What is this variation of the batched coupon collector?

Question

I guess I will not be the first programmer bumping into another variation of the Coupon Collector Problem: please forgive my ignorance!

Here is my understanding of the problem at hand:

Let $S$ be a set of $N$ different kinds of coupons.

Assume that the coupons are shipped into random packs of at most 1 coupon of each type: that is each pack is a sequence $a_1,...,a_N$ such as $0 \leqslant a_i \leqslant 1$.

Assume the frequency $f_i$ of these 2^N packs are known but may differ, $\sum_{i=1}^{2^N}{f_i}=1$

Assume a person wants to collect all the $g$ different kinds of coupons, by randomly picking packs.

I am interested in two quantities:

1. What is the probability one person can collect all $N$ coupon kinds by drawing only 2 packs?
2. What is the probability that two persons get the exact same final, possibly incomplete, collection by drawing 2 (possibly different) packs?

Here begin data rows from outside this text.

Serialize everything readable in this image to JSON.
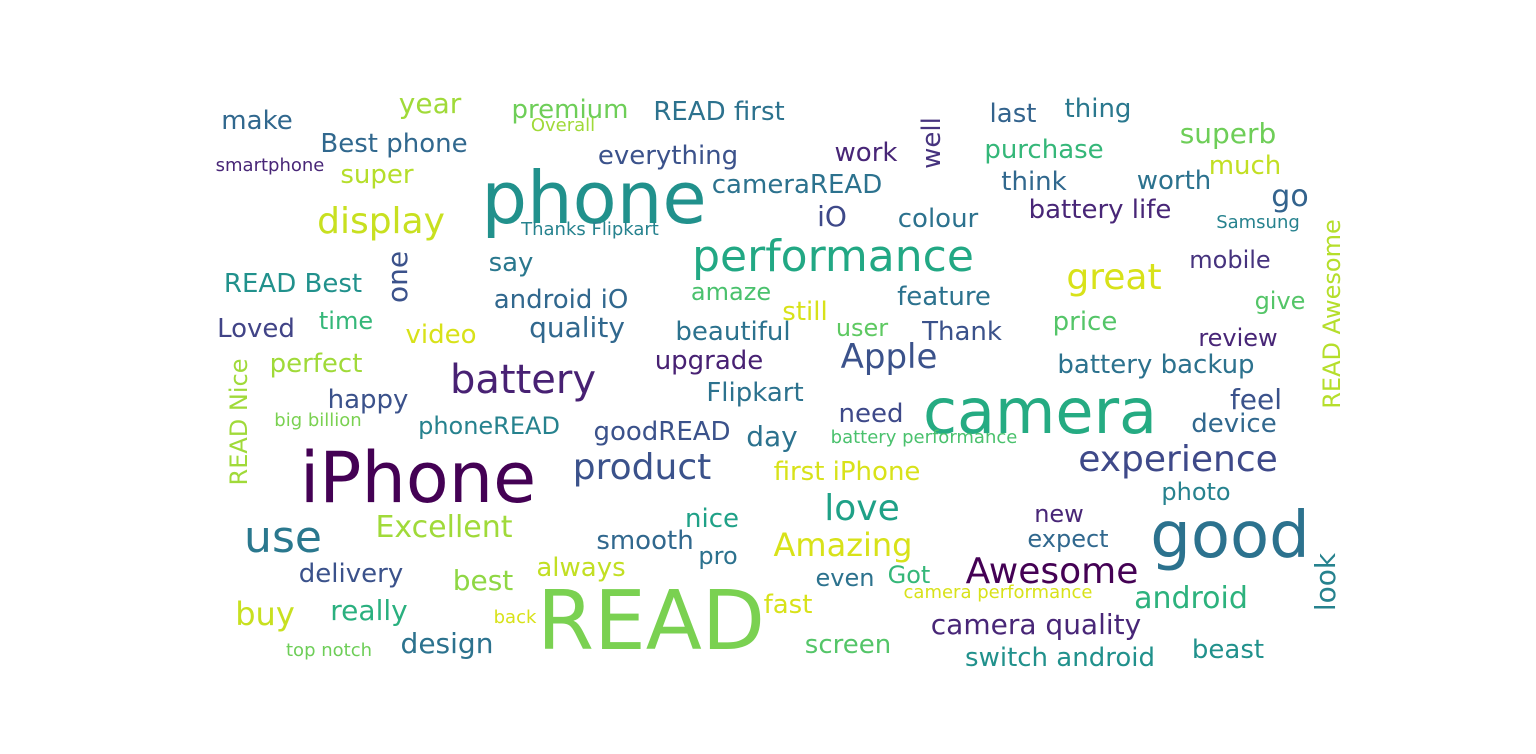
{
  "palette": {
    "dark_purple": "#440154",
    "indigo": "#3b528b",
    "teal_blue": "#2c728e",
    "teal": "#21918c",
    "green": "#28ae80",
    "light_green": "#5ec962",
    "yellow_green": "#addc30",
    "yellow": "#d8e219"
  },
  "words": [
    {
      "text": "READ",
      "color": "#7ad151"
    },
    {
      "text": "phone",
      "color": "#21918c"
    },
    {
      "text": "iPhone",
      "color": "#440154"
    },
    {
      "text": "camera",
      "color": "#25ab82"
    },
    {
      "text": "good",
      "color": "#2c728e"
    },
    {
      "text": "performance",
      "color": "#22a884"
    },
    {
      "text": "battery",
      "color": "#482173"
    },
    {
      "text": "use",
      "color": "#2a788e"
    },
    {
      "text": "product",
      "color": "#3b528b"
    },
    {
      "text": "experience",
      "color": "#3e4989"
    },
    {
      "text": "display",
      "color": "#c8e020"
    },
    {
      "text": "Awesome",
      "color": "#440154"
    },
    {
      "text": "love",
      "color": "#1fa187"
    },
    {
      "text": "Apple",
      "color": "#3b528b"
    },
    {
      "text": "great",
      "color": "#d8e219"
    },
    {
      "text": "Amazing",
      "color": "#d8e219"
    },
    {
      "text": "Excellent",
      "color": "#a0da39"
    },
    {
      "text": "buy",
      "color": "#c8e020"
    },
    {
      "text": "android",
      "color": "#2db27d"
    },
    {
      "text": "camera quality",
      "color": "#482677"
    },
    {
      "text": "quality",
      "color": "#31688e"
    },
    {
      "text": "best",
      "color": "#8fd744"
    },
    {
      "text": "really",
      "color": "#2ab07f"
    },
    {
      "text": "design",
      "color": "#2c728e"
    },
    {
      "text": "one",
      "color": "#3b528b"
    },
    {
      "text": "nice",
      "color": "#1fa187"
    },
    {
      "text": "day",
      "color": "#2c728e"
    },
    {
      "text": "look",
      "color": "#26828e"
    },
    {
      "text": "READ Awesome",
      "color": "#b5de2b"
    },
    {
      "text": "READ Nice",
      "color": "#a0da39"
    },
    {
      "text": "well",
      "color": "#46337e"
    },
    {
      "text": "go",
      "color": "#33638d"
    },
    {
      "text": "iO",
      "color": "#3e4989"
    },
    {
      "text": "everything",
      "color": "#3b528b"
    },
    {
      "text": "work",
      "color": "#482677"
    },
    {
      "text": "cameraREAD",
      "color": "#2c728e"
    },
    {
      "text": "superb",
      "color": "#6ece58"
    },
    {
      "text": "worth",
      "color": "#2c728e"
    },
    {
      "text": "think",
      "color": "#31688e"
    },
    {
      "text": "battery life",
      "color": "#482677"
    },
    {
      "text": "colour",
      "color": "#2c728e"
    },
    {
      "text": "purchase",
      "color": "#35b779"
    },
    {
      "text": "much",
      "color": "#c2df23"
    },
    {
      "text": "last",
      "color": "#33638d"
    },
    {
      "text": "thing",
      "color": "#2a788e"
    },
    {
      "text": "year",
      "color": "#a0da39"
    },
    {
      "text": "premium",
      "color": "#6ece58"
    },
    {
      "text": "READ first",
      "color": "#2c728e"
    },
    {
      "text": "Overall",
      "color": "#a0da39"
    },
    {
      "text": "make",
      "color": "#31688e"
    },
    {
      "text": "Best phone",
      "color": "#31688e"
    },
    {
      "text": "smartphone",
      "color": "#482677"
    },
    {
      "text": "super",
      "color": "#b5de2b"
    },
    {
      "text": "Thanks Flipkart",
      "color": "#26828e"
    },
    {
      "text": "Samsung",
      "color": "#26828e"
    },
    {
      "text": "say",
      "color": "#2a788e"
    },
    {
      "text": "READ Best",
      "color": "#21918c"
    },
    {
      "text": "android iO",
      "color": "#31688e"
    },
    {
      "text": "amaze",
      "color": "#4ac16d"
    },
    {
      "text": "feature",
      "color": "#2c728e"
    },
    {
      "text": "mobile",
      "color": "#46337e"
    },
    {
      "text": "still",
      "color": "#d8e219"
    },
    {
      "text": "user",
      "color": "#5ec962"
    },
    {
      "text": "give",
      "color": "#54c568"
    },
    {
      "text": "price",
      "color": "#54c568"
    },
    {
      "text": "review",
      "color": "#482677"
    },
    {
      "text": "time",
      "color": "#35b779"
    },
    {
      "text": "Loved",
      "color": "#414487"
    },
    {
      "text": "video",
      "color": "#d8e219"
    },
    {
      "text": "beautiful",
      "color": "#2c728e"
    },
    {
      "text": "Thank",
      "color": "#3b528b"
    },
    {
      "text": "upgrade",
      "color": "#482173"
    },
    {
      "text": "battery backup",
      "color": "#2c728e"
    },
    {
      "text": "perfect",
      "color": "#a0da39"
    },
    {
      "text": "happy",
      "color": "#3b528b"
    },
    {
      "text": "Flipkart",
      "color": "#2c728e"
    },
    {
      "text": "feel",
      "color": "#3b528b"
    },
    {
      "text": "need",
      "color": "#3e4989"
    },
    {
      "text": "device",
      "color": "#31688e"
    },
    {
      "text": "big billion",
      "color": "#7ad151"
    },
    {
      "text": "phoneREAD",
      "color": "#26828e"
    },
    {
      "text": "goodREAD",
      "color": "#3b528b"
    },
    {
      "text": "battery performance",
      "color": "#4ac16d"
    },
    {
      "text": "first iPhone",
      "color": "#d8e219"
    },
    {
      "text": "photo",
      "color": "#26828e"
    },
    {
      "text": "new",
      "color": "#482677"
    },
    {
      "text": "expect",
      "color": "#31688e"
    },
    {
      "text": "smooth",
      "color": "#31688e"
    },
    {
      "text": "pro",
      "color": "#2c728e"
    },
    {
      "text": "delivery",
      "color": "#3b528b"
    },
    {
      "text": "always",
      "color": "#c2df23"
    },
    {
      "text": "even",
      "color": "#2c728e"
    },
    {
      "text": "Got",
      "color": "#35b779"
    },
    {
      "text": "camera performance",
      "color": "#d8e219"
    },
    {
      "text": "fast",
      "color": "#d8e219"
    },
    {
      "text": "back",
      "color": "#d8e219"
    },
    {
      "text": "top notch",
      "color": "#6ece58"
    },
    {
      "text": "screen",
      "color": "#54c568"
    },
    {
      "text": "switch android",
      "color": "#21918c"
    },
    {
      "text": "beast",
      "color": "#21918c"
    }
  ]
}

I have seen proofs of the batched version by inclusion/exclusion, (eg here) that I could possibly use and adapt, but -being a dumb programer- I would be very interested by a pointer to an existing solution to this exact (weighted) problem?

Answer 1

This isn’t actually a variation of the coupon collector’s, since you’re only ever drawing $2$ packs and not waiting to complete a collection.

The first probability is

$$ \sum_{i\cup j=[N]}f_if_j\;, $$

where the indices $i,j$ run over all subsets of $[N]=\{1,\ldots,N\}$.

The second probability is

$$ \sum_{k\subset[N]}\left(\sum_{i\cup j=k}f_if_j\right)^2\;. $$

Performing this sum directly would take $O\left(4^N\right)$ time. You can reduce that to $O\left(3^N\right)$ like this: Represent $i$ and $j$ as binary $N$-tuples with the values $0$ (“excluded”) and $1$ (“included”) and consider ternary $N$-tuples that can additionally have the value $2$ (“don’t care”). There are $3^N$ such tuples. For each such tuple $k$, define $f_k$ as the sum of the $f_i$ for all $i$ that match $k$ where $k$ is $0$ or $1$ (i.e. that exclude all the excluded coupons and include all the included coupons, irrespective of whether they include the “don’t care” coupons). You can efficiently compute these $f_k$ recursively, for each $2$ component adding the corresponding values for $0$ and $1$. Now for each $j$, instead of pairing it will all $i$, you only have to pair it with all $k$ that have “don’t care” where $j$ has a $1$, since those values don’t affect the union with $j$. If $j$ has $\ell$ $1$s, there are $2^{N-\ell}$ such $k$ to pair it with, and there are $\binom N\ell$ values of $j$ with $\ell$ $1$s, so the total number of pairs to add up is

$$ \sum_{\ell=0}^N\binom N\ell2^{N-\ell}=3^N\;. $$

I doubt this can be further reduced to $O\left(2^N\right)$, but I might be wrong.